I admire her as a gifted and dedicated mathematician. But I also admire how she overcame a lot of stereotypical barriers to do what she did. Katherine Johnson was a black female in the segregated South.

It had to be difficult and demeaning to work at NASA in those days. There is one scene in the film “Hidden Figures,” which I think symbolized this. She is seen running across a parking lot in the rain to go to the “colored” washroom. I could so identify with that because in my first job there were no female bathrooms where I worked, and I had to “run” elsewhere as well.

But Katherine Johnson was dealing with the double whammy of being both black and female. And what makes her extraordinary is that she apparently did not show anger or make others wrong in the process. She did her work and made her mark with persistence, humility, and by doing her job extraordinarily well, as exemplified by the confidence astronauts like John Glenn had in her work.

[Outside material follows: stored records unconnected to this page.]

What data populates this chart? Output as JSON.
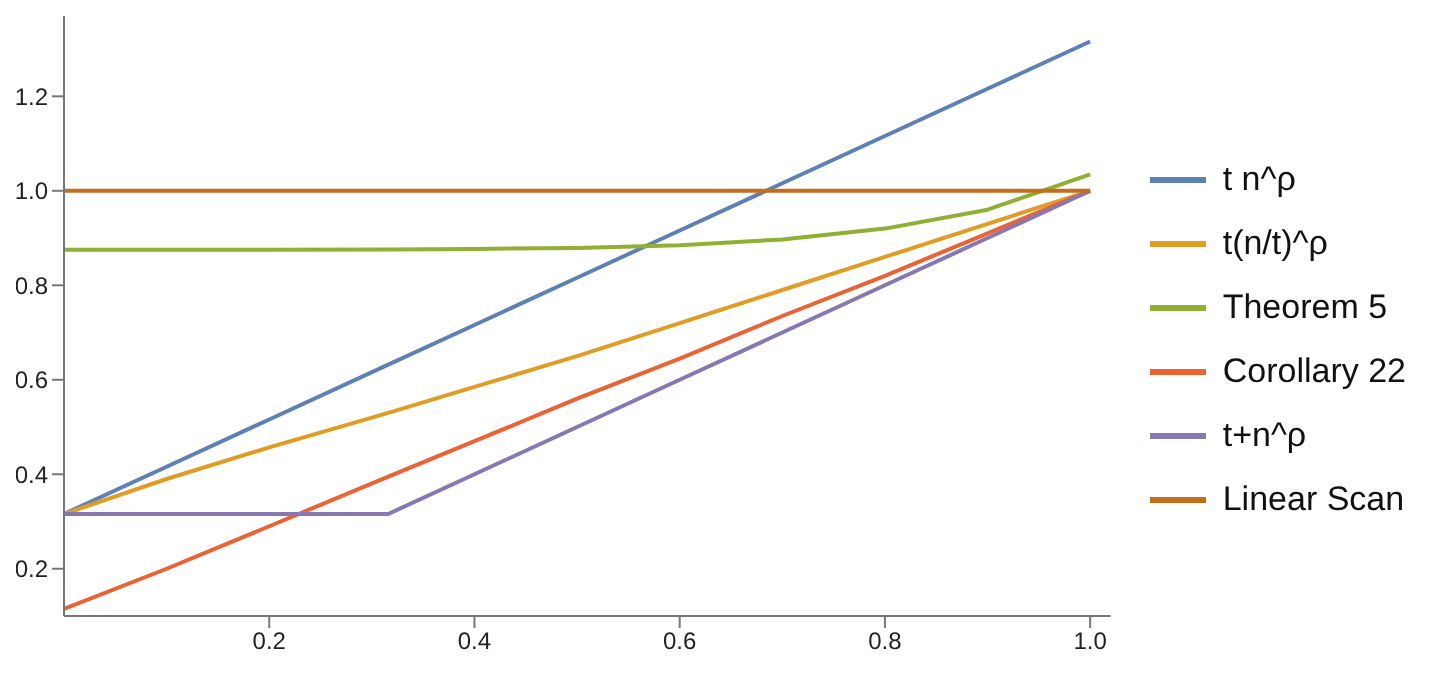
{
  "chart_data": {
    "type": "line",
    "x": [
      0,
      0.1,
      0.2,
      0.316,
      0.4,
      0.5,
      0.6,
      0.7,
      0.8,
      0.9,
      1.0
    ],
    "xlim": [
      0,
      1.02
    ],
    "xticks": [
      0.2,
      0.4,
      0.6,
      0.8,
      {
        "value": 1,
        "label": "1.0"
      }
    ],
    "ylim": [
      0.1,
      1.37
    ],
    "yticks": [
      0.2,
      0.4,
      0.6,
      0.8,
      {
        "value": 1,
        "label": "1.0"
      },
      1.2
    ],
    "grid": false,
    "legend": "right",
    "marker": "none",
    "line_style": "solid",
    "series": [
      {
        "name": "t n^ρ",
        "color": "#5e81b5",
        "values": [
          0.316,
          0.416,
          0.516,
          0.632,
          0.716,
          0.816,
          0.916,
          1.016,
          1.116,
          1.216,
          1.316
        ]
      },
      {
        "name": "t(n/t)^ρ",
        "color": "#e19c24",
        "values": [
          0.316,
          0.39,
          0.457,
          0.53,
          0.585,
          0.65,
          0.72,
          0.79,
          0.86,
          0.93,
          1.0
        ]
      },
      {
        "name": "Theorem 5",
        "color": "#8fb032",
        "values": [
          0.875,
          0.875,
          0.875,
          0.876,
          0.877,
          0.879,
          0.885,
          0.897,
          0.92,
          0.96,
          1.035
        ]
      },
      {
        "name": "Corollary 22",
        "color": "#eb6235",
        "values": [
          0.115,
          0.2,
          0.29,
          0.395,
          0.47,
          0.56,
          0.645,
          0.735,
          0.82,
          0.91,
          1.0
        ]
      },
      {
        "name": "t+n^ρ",
        "color": "#8778b3",
        "values": [
          0.316,
          0.316,
          0.316,
          0.316,
          0.4,
          0.5,
          0.6,
          0.7,
          0.8,
          0.9,
          1.0
        ]
      },
      {
        "name": "Linear Scan",
        "color": "#c56e1a",
        "values": [
          1,
          1,
          1,
          1,
          1,
          1,
          1,
          1,
          1,
          1,
          1
        ]
      }
    ]
  }
}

In one memorable story about her, she recounts that she was not “invited” to meetings of the engineers with whom she was working. So she ASKED to go. She kept hearing back that the “girls” did not go to these meetings. She replied, “Is there a law against it?” And she just kept asking until she was allowed to go.

In the interviews she did leading up to and following receiving the Presidential Medal of Freedom, she humbly says she was just lucky and that she was just doing her job. She goes on to share what a joy her job was.

Her advice to others: “Always do your best, but like it…If you like it, you will do your best.”

Katherine Johnson died February 24, 2020 at the age of 101. May her spirit of courage, humbleness, dedication, and persistence never leave us but rather always inspire all of us to find the work we most love and do it to the best of our abilities.